In 1997, Decode Genetics, Inc., a genomics biotechnology company, based in Iceland, proposed to the Icelandic Ministry of Health that a centralized database on health care in Iceland be established for gaining new knowledge and insight about common diseases and to serve as a model system for individualized health care practice in a nation.  The bill was passed by the Icelandic parliament by approximately 75% of the vote.  In return for the population's participation in this genetic study, Decode promises to provide any drugs and diagnostics, developed through the use of the database, free to all people in Iceland during that patent protection period.   Decode now has a market capitalization of approximately $450 million.  Iceland has approximately 294,000 people.  It is ideal for a genetic study because the population is genetically homogeneous.  In the five years that Decode has been in operation, genes have been discovered that are involved in the following diseases: tremor, stroke, hypertension, asthma, Parkinson's disease, schizophrenia, anxiety, osteoarthritis, multiple sclerosis, osteoporosis and heart attacks.

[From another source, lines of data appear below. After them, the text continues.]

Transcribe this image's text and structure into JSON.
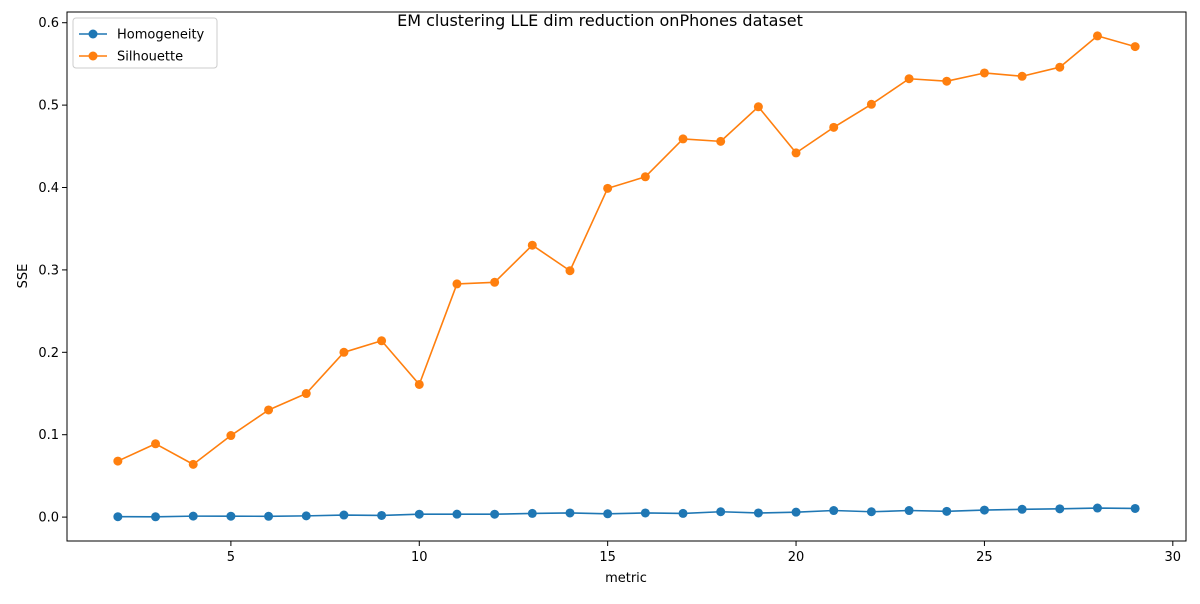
{
  "chart_data": {
    "type": "line",
    "title": "EM clustering LLE dim reduction onPhones dataset",
    "xlabel": "metric",
    "ylabel": "SSE",
    "x": [
      2,
      3,
      4,
      5,
      6,
      7,
      8,
      9,
      10,
      11,
      12,
      13,
      14,
      15,
      16,
      17,
      18,
      19,
      20,
      21,
      22,
      23,
      24,
      25,
      26,
      27,
      28,
      29
    ],
    "series": [
      {
        "name": "Homogeneity",
        "color": "#1f77b4",
        "values": [
          0.0005,
          0.0004,
          0.0012,
          0.0011,
          0.001,
          0.0015,
          0.0025,
          0.002,
          0.0035,
          0.0036,
          0.0035,
          0.0045,
          0.005,
          0.004,
          0.005,
          0.0045,
          0.0065,
          0.005,
          0.006,
          0.008,
          0.0065,
          0.008,
          0.007,
          0.0085,
          0.0095,
          0.01,
          0.011,
          0.0105
        ]
      },
      {
        "name": "Silhouette",
        "color": "#ff7f0e",
        "values": [
          0.068,
          0.089,
          0.064,
          0.099,
          0.13,
          0.15,
          0.2,
          0.214,
          0.161,
          0.283,
          0.285,
          0.33,
          0.299,
          0.399,
          0.413,
          0.459,
          0.456,
          0.498,
          0.442,
          0.473,
          0.501,
          0.532,
          0.529,
          0.539,
          0.535,
          0.546,
          0.584,
          0.571
        ]
      }
    ],
    "xlim": [
      0.65,
      30.35
    ],
    "ylim": [
      -0.029,
      0.613
    ],
    "xticks": [
      5,
      10,
      15,
      20,
      25,
      30
    ],
    "yticks": [
      0.0,
      0.1,
      0.2,
      0.3,
      0.4,
      0.5,
      0.6
    ],
    "xtick_labels": [
      "5",
      "10",
      "15",
      "20",
      "25",
      "30"
    ],
    "ytick_labels": [
      "0.0",
      "0.1",
      "0.2",
      "0.3",
      "0.4",
      "0.5",
      "0.6"
    ],
    "grid": false,
    "legend_position": "upper left"
  }
}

Hopefully in the future, genetic information can be used to prevent chronic diseases worldwide.  This would be particularly true for those genes that have gene environmental interactions.  We cannot at this time, systemically modify the structure of a gene, but we can still modify gene environmental interactions because we have some control over our environment.  Once we better understand our own genetic blueprint, we will know how to best manipulate our environment.  We will find environmental ways to deprive the adverse genes and to foster the favorable genes.